Теорию Фрейда в целом, лидерскую в частности, развил и своеобразно дополнил другой известный представитель школы психоанализа – швейцарский психолог, автор учения о «коллективном бессознательном», основатель аналитической психологии Карл Юнг. Несмотря на то, что многие исследователи считают его учеником З. Фрейда, психоаналитическая концепция К. Юнга во многом противоречит фрейдизму. По мнению Юнга, Фрейд примитивизировал мотивацию человеческого поведения.
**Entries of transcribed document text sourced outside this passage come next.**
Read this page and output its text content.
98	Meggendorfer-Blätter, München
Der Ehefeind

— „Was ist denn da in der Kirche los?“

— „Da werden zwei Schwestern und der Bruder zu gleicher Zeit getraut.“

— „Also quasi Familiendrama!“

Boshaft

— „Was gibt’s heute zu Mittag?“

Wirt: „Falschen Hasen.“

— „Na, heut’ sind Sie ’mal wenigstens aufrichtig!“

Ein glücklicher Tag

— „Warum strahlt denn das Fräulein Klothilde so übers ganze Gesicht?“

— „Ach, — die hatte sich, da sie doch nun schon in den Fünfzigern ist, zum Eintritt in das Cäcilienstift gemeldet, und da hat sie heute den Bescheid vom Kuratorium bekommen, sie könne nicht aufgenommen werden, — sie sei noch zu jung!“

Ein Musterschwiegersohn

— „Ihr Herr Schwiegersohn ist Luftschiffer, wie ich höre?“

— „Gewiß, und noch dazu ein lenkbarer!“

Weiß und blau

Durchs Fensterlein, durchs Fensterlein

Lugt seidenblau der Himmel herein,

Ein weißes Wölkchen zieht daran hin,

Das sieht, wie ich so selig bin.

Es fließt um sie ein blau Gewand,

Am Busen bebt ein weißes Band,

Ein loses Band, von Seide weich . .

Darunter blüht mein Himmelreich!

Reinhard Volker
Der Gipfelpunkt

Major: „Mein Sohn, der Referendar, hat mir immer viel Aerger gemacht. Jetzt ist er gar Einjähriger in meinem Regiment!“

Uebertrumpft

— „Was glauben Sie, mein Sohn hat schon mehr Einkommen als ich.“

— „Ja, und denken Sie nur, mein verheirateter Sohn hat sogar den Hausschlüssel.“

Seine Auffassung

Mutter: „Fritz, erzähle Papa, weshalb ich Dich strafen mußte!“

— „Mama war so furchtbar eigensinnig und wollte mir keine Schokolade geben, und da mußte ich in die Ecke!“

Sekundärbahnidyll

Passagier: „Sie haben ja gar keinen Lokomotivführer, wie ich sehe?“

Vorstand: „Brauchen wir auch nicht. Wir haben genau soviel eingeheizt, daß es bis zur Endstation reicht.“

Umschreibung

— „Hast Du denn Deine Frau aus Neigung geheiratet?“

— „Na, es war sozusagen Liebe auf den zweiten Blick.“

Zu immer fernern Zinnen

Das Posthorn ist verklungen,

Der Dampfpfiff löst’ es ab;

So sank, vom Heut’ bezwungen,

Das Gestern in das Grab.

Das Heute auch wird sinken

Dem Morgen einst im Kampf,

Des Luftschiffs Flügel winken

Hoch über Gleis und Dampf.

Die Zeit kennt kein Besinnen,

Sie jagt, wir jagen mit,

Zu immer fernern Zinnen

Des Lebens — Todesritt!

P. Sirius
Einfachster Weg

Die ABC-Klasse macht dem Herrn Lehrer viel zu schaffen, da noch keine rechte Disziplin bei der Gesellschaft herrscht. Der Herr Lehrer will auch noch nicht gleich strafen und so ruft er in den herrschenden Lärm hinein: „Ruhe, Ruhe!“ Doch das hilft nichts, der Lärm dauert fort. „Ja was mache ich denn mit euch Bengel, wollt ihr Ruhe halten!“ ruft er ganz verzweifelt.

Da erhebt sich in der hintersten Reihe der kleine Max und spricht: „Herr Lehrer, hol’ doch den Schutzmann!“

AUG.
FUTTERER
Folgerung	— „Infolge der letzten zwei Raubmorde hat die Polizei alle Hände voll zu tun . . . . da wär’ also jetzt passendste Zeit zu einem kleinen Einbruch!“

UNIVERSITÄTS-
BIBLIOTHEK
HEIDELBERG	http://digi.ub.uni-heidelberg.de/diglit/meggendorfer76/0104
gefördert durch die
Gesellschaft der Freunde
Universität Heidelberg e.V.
К. Юнг был убежден, что поведение лидеров определяется не только его желаниями, но и системой целей, выработанной его опытом, всей его жизнью.
Юнг ввел понятия психологических типов личности («архетипы» – врожденные особенности психического постижения объекта), а также экстравертности (ориентация на внешний, реальный мир) и интровертности (ориентация на духовный, внутренний мир), причем доминирование той или иной составляющей зависит от определенности и предсказуемости ситуации. Психика каждого человека наделена и экстраверсией, и интроверсией, только перевес того или другого определяет мыслительный тип личности [645].
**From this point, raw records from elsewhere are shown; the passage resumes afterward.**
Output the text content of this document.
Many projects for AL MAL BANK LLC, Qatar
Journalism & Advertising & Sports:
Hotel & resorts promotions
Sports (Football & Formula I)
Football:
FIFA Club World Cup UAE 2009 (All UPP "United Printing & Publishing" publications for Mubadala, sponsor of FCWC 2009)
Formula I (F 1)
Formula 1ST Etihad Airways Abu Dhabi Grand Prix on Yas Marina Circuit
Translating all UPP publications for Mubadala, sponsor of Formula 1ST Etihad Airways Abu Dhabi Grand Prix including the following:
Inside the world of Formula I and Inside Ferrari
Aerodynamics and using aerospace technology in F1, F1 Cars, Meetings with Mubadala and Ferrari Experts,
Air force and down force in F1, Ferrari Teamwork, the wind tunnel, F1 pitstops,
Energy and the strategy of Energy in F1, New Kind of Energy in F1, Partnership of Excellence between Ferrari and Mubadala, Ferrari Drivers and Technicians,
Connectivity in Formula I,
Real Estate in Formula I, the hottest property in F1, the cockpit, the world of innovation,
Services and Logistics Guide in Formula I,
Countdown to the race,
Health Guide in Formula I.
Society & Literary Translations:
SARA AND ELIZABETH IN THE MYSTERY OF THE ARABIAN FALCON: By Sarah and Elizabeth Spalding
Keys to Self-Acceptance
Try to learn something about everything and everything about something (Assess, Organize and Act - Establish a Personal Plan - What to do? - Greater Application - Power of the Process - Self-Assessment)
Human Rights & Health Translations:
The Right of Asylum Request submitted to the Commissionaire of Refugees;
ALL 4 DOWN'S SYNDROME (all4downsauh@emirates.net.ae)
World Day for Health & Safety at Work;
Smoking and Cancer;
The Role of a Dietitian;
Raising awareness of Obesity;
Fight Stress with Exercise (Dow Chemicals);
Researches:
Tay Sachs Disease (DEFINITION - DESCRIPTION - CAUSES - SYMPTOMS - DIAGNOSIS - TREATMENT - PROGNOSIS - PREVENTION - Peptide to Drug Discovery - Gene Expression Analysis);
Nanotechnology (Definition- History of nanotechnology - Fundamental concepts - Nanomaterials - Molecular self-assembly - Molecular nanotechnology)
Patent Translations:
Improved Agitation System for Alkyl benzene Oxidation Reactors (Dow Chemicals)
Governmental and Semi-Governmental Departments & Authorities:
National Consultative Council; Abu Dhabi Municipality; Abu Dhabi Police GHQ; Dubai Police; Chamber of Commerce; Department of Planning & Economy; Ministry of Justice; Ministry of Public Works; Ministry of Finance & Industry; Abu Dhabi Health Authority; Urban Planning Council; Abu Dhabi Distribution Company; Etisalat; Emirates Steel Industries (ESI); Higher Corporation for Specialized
Вслед за З. Фрейдом проблему лидерства в психологическом стиле разрабатывали его последователи Карл Густав Юнг, Эрик Фромм, Теодор Адорно, Альфред Адлер, Отто Ранк, Серж Московичи, Пауль Федерн, Исидор Задгер, Макс Эйтингон, Карл Абрахам, Абрахам Брил, Эрнест Джонс, Эдвард Гловер, Шандор Ференци. Для К. Юнга лидер – это личность, которую ведут «голоса» из подсознательного. Э. Фромм системообразующим качеством любого лидера считал мощное стремление к удовлетворению собственных садистско-мазохистских влечений. Т. Адорно называл доминирующую личность бунтовщиком и психопатом, которая активно сублимирует свой Эдипов комплекс. С. Московичи понимал под харизматическими лидерами тех, кеми постоянно восхищаются и кто в итоге оказывается человеком с существенными отклонениями в поведении. В интерпретации ученика и друга З. Фрейда Ганса Сакса общественная жизнь вообще приобретала формы массовой патологии [12; 381; 382; 573; 574; 645].
Более поздние теоретики лидерства Гарольд Лассуэл, Эрик Эриксон, Даниэль Ранкур-Лаферриер, Гордон Олпорт, Генри Мюррей также постоянно использовали в своих исследованиях концепцию З. Фрейда. И. Никкербоккер почти дословно воспроизводит фрейдовскую интерпретацию лидерства: «У каждого из нас был отец, фигура, обладавшая престижем, наделявшаяся магическими качествами. Многие из нас находили безопасность в этой фигуре. И поскольку мы продолжаем нуждаться в безопасности, может быть, продолжаем нести с собой с детства символ отца, лидера» [цит. по: 26, с. 20].
Фрейдистский подход к объяснению природы лидерства не дает четкого и однозначного ответа на главный вопрос, почему часто лидерами становятся далеко не лучшие представители общества. Психоаналитическая разработка этой проблемы продолжается до сих пор.